Como vê esse negócio crescendo no Brasil?

Foi assim que surgiu a ideia do Open Platform, que é o WeChat aberto. Qualquer um pode criar um aplicativo e colocar no WeChat, tornando-se acessível para 1 bilhão, quase 2 bilhões de pessoas globalmente. A partir disso, a Tencent criou esse serviço que é o Tencent Cloud Mini Program Platform.

É um produto que tem como base o framework do WeChat. Ele habilita qualquer empresa a replicar um ecossistema de superaplicativo igual ao WeChat. Imaginamos que os interessados são de três grandes setores: governo, setor financeiro e empresas de telecomunicação. São os principais focos porque eles já têm grandes bases de clientes.

O WeChat domina o mercado na China. Com vários superapps no Brasil, não criaria uma concorrência entre eles?

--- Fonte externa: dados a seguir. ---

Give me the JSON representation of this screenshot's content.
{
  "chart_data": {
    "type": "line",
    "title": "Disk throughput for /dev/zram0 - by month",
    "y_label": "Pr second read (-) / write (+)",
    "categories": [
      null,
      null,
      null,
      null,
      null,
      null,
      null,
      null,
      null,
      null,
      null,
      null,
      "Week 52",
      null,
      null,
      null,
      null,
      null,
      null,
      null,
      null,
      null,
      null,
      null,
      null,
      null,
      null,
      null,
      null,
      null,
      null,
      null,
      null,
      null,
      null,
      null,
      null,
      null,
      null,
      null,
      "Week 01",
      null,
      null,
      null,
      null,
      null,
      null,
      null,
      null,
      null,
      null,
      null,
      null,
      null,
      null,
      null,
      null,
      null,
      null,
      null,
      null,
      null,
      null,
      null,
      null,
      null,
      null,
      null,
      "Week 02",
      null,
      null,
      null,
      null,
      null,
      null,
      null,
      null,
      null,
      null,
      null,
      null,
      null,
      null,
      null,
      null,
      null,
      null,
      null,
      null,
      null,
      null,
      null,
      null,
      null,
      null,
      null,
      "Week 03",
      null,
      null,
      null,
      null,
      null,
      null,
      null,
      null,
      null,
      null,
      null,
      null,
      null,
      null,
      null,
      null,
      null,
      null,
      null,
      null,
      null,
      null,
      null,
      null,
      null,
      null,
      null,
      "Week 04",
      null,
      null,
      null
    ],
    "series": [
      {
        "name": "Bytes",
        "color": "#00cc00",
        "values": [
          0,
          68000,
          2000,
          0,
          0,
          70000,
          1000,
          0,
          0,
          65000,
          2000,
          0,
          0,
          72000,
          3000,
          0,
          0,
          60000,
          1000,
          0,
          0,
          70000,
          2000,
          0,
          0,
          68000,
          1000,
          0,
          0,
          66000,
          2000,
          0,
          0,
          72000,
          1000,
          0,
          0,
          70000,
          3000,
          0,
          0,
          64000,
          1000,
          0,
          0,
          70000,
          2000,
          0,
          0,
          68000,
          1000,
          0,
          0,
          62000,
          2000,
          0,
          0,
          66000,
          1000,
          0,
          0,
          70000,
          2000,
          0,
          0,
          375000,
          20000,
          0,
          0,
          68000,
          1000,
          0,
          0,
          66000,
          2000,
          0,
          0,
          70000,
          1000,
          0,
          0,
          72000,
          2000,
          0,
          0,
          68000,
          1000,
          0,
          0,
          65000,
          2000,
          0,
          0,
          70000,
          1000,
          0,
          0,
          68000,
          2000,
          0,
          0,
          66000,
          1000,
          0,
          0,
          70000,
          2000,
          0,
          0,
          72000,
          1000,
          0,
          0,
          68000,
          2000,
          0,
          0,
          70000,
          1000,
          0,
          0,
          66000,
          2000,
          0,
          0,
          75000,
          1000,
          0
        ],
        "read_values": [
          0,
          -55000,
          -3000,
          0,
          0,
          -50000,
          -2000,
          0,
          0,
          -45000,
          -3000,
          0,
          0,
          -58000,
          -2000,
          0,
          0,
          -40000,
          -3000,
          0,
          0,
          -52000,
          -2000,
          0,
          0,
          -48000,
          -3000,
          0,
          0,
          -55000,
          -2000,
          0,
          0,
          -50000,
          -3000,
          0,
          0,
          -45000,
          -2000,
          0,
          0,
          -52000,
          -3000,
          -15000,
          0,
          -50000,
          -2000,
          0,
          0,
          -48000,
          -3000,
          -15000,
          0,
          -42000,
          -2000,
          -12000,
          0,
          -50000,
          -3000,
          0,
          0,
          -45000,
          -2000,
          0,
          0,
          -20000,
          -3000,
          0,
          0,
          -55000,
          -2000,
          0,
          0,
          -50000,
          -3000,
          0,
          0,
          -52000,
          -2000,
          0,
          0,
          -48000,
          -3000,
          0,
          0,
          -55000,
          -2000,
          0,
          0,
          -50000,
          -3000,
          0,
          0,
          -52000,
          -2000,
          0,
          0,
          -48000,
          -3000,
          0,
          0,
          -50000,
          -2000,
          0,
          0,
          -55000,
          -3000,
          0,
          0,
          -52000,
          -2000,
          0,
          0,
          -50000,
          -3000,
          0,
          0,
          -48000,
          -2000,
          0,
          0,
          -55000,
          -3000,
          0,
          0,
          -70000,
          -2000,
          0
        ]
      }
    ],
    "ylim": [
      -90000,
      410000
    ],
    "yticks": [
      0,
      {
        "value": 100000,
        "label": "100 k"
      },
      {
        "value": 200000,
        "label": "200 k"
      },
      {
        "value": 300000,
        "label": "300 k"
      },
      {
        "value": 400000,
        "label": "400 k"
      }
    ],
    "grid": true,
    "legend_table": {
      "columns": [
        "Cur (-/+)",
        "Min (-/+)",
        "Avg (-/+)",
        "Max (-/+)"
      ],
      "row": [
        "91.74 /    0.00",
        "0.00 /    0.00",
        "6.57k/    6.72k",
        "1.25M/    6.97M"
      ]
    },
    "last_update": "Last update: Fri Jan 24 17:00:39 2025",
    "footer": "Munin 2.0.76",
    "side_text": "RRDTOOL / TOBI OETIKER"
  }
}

Concordo. Se existirem vários superapps, a gente pode cair na mesma situação que temos hoje. Mas o ponto aqui são os miniaplicativos, que não têm uma correlação com um único superaplicativo. As empresas podem criar esses miniapps que podem estar ligados a superapps de outros negócios. Essa é a grande sacada do WeChat. O que pode acontecer no Brasil é justamente isso: as empresas entregarem seus miniapps ao superapp de outras empresas.

Como funciona o pagamento com a palma da mão e qual a previsão de trazer para o Brasil?

É um dispositivo com duas câmeras. Uma faz a leitura do formato e das linhas das mão. A outra é uma câmera térmica que identifica o calor nas veias das mãos. É um sistema muito mais seguro que a identificação biométrica facial.

João Carlos Chachamovitz, CEO da Radix

Nosso sistema é completamente antifraude em um momento em que a biometria por face tem se tornado mais sensível. Temos casos (dessa tecnologia) rodando na China e em outros países, como a Indonésia. É usada principalmente em locais como academias, aeroportos, parques de diversão e hotéis.

Para o serviço começar a operar no Brasil, ainda precisamos de uma certificação de comercialização da Anatel. Estamos nessa fase, ainda não temos previsão de quando será aprovado, mas temos um foco bastante grande nisso. Nosso objetivo é lançar até o fim deste ano. Queremos ter o sistema em operação o mais rápido possível até porque já está pronto.

Que mercado enxerga no Brasil para esse serviço?

Você pode instalar os dispositivos nas agências bancárias, nos caixas eletrônicos, nos correios, lotéricas… Poderia ser útil, por exemplo, para realizar a prova de vida (no INSS). Não tem maneira mais assertiva de autenticar a identidade de uma pessoa do que pela mão dela, viva, pulsando. É isso que é revolucionário. Podemos usar também em transporte público, aeroportos… O que imagino é o que houve na China, um país que há anos não depende de dinheiro físico e muito menos de cartão de crédito.

Esses dados financeiros interligados são bastante sensíveis. Como a Tencent garante a segurança?

A Tencent, dentro do superapp, não fornece a parte bancária. Não somos bancos e nunca vamos ser. Nossa ideia não é gerenciar dinheiro. Isso continua sendo função do banco. O que vamos fornecer é uma plataforma aberta de transação entre dois mundos que é o banco versus os serviços que eles podem integrar a partir de uma forma simples.

A parte bancária continua a ser do banco. Não teremos acesso a informações financeiras. A única coisa que vamos ver são as transações que acontecem no superapp. A Tencent tem todas as certificações que qualquer outro player do Brasil. O que fazemos é a integração.